3. Wait for the upgrade to complete.

  ```bash
  $ kubectl get emqx
  NAME      STATUS   AGE
  emqx-ee   Ready    8m33s
  ```

  Make sure that the `STATUS` is `Ready`. Depending on the number of MQTT clients and sessions, the upgrade process may take a while.

  After the upgrade is completed, you can verify that the old EMQX nodes have been deleted using `kubectl get pods`.

## Grafana Monitoring

The following monitoring graph shows the number of connections during the upgrade process, using 10,000 connections as an example.

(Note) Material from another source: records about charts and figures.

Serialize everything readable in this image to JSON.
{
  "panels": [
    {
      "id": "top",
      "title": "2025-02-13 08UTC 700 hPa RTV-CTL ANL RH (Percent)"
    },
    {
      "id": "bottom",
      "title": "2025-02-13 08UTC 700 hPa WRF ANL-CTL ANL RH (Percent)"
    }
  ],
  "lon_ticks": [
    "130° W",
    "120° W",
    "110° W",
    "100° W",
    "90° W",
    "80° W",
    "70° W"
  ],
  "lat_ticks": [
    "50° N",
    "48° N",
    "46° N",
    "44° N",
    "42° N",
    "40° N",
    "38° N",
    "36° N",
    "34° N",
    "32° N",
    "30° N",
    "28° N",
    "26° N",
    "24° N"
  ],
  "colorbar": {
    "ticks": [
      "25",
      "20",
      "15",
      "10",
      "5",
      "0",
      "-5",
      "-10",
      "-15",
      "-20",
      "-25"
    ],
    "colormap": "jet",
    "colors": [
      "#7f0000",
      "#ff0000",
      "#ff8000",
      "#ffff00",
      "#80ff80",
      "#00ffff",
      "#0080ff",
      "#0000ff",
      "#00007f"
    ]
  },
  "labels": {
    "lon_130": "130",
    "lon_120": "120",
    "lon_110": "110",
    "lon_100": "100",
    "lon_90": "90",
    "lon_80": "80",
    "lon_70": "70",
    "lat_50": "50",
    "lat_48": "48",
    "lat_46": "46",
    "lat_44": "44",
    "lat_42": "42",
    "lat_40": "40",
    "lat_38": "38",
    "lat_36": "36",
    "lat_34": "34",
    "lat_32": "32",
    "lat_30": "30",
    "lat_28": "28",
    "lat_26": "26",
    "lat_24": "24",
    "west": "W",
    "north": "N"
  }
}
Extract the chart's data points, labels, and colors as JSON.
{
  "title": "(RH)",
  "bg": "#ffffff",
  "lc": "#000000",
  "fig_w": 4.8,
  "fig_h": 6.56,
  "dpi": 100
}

![](./assets/configure-emqx-blueGreenUpdate/grafana.png)

| Label/Prefix            | Description                                         |
|-------------------------|-----------------------------------------------------|
| Total                   | Total number of connections; shown as the top line in the graph. |
| `emqx-ee-86f864f975`    | Name prefix for the set of 3 old EMQX nodes.    |
| `emqx-ee-648c45c747`    | Name prefix for the set of 3 upgraded EMQX nodes. |

This timeline illustrates how EMQX Operator performs a smooth blue-green upgrade. Throughout the process, the total number of connections remained stable (subject to factors such as migration rate, server capacity, and client reconnection strategy). This approach ensures minimal disruption, prevents server overload, and enhances overall service stability.